Michael Eaton has served as full-time Executive Director of the National Collegiate Conference Association since 2004 and has helped expand National Model UN programming to include more than 6,000 college participants.  Prior to his current position, he was the Director of Enrollment Services and Marketing for the Higher Education Consortium for Urban Affairs (www.hecua.org), an educational nonprofit offering social justice-based off-campus study programs.  He began his undergraduate studies at Georgetown University’s School of Foreign Service and ultimately received his B.A. in Economics, summa cum laude, from Concordia College in Moorhead, MN and his M.A. in Nonprofit Management and the scholar award from Hamline University in St. Paul, MN.  Additional honors include being named a Truman Scholar.  Mr. Eaton has served as an adjunct faculty member at Hamline University in St. Paul, Minnesota, a Trustee of the Center for UN Reform Education and board member and past-President of the United Nations Association of Minnesota.  He is a current member of the Council of Chapters and Regions of UNA-USA and is pursuing a doctorate in international education at the University of Minnesota.  He resides in Minneapolis, Minnesota.

 

 

 

 

 

 

Martin Okpareke is the Volunteer and Out Reach Manager at the Jewish Vocational Service (JVS), Kansas City, Missouri. Mr.
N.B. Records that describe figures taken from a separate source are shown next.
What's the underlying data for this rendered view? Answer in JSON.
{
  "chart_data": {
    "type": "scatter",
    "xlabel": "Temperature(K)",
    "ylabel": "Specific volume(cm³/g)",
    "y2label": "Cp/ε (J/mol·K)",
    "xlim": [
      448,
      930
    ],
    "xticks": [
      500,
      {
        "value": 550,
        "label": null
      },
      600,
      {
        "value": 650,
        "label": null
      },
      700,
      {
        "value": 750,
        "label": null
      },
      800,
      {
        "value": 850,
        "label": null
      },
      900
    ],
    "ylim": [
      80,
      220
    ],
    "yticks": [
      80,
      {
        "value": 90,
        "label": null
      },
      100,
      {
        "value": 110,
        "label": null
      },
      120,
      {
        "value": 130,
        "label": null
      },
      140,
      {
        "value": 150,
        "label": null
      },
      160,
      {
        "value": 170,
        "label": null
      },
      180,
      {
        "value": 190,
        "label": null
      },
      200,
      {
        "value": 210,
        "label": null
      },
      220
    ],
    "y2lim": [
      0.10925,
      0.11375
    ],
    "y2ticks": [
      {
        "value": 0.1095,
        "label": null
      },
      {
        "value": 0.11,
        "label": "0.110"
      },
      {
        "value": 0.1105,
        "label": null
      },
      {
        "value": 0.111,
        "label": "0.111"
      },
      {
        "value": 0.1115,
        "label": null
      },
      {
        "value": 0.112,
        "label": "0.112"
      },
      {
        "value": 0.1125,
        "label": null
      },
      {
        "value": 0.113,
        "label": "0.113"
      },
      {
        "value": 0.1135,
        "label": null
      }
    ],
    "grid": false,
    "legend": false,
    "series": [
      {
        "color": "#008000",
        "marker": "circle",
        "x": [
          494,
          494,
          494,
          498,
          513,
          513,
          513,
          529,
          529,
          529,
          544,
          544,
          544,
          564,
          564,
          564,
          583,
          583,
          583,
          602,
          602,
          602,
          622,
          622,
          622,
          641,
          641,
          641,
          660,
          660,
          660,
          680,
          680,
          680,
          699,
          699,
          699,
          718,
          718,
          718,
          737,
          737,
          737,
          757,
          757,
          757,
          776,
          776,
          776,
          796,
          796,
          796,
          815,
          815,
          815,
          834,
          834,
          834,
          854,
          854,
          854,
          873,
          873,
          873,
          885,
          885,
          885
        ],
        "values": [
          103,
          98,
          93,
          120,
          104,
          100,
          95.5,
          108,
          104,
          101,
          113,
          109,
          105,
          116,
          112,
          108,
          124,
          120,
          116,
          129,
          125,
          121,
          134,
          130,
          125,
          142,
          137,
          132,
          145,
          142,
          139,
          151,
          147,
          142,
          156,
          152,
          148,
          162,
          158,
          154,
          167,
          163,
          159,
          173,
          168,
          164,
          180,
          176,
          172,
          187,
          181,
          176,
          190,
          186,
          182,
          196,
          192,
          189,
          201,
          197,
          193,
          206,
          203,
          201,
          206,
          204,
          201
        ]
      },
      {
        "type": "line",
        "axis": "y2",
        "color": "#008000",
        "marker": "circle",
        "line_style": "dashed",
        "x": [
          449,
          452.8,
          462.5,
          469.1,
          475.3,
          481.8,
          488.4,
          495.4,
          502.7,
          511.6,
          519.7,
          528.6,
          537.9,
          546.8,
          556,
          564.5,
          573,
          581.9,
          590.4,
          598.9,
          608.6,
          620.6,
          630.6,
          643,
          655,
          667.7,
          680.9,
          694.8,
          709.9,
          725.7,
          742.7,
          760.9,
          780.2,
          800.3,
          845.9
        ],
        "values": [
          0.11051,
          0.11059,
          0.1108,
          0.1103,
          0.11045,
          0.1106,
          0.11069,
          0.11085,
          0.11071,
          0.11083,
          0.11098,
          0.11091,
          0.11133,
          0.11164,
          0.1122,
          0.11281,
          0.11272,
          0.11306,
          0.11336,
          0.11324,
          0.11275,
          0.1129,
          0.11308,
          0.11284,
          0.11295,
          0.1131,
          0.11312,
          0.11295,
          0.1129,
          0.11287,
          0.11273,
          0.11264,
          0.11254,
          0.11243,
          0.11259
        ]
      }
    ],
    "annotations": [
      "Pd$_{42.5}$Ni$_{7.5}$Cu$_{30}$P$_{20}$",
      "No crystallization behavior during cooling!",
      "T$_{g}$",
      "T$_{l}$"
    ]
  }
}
Okpareke, through his many positions at both Don Bosco and JVS, has assisted thousands of refugee and immigrants from over nine countries become self-sufficient through employment, relationship skills training and financial literacy training and matching them with American mentors.  Originally from Nigeria, he obtained political asylum status in the United States in 1997. He worked for Don Bosco as a refugee job placement specialist for four years and for the past fourteen years has been with JVS changing one life at a time and building strong relationship amongst immigrant communities and the local Kansas City community. He is actively involved in community organizing; serving on several boards and advisory councils like the Kansas City Police Department Office of Community Complaints (advisory), Synergy Services (board member), Reconciliation Services (board member), Kansas City Worker Justice (board member), Jackson County Mental Health Fund Cultural Competency Advisory Council and many other local community organizations. Mr. Okpareke holds a Public Administration degree from Park University.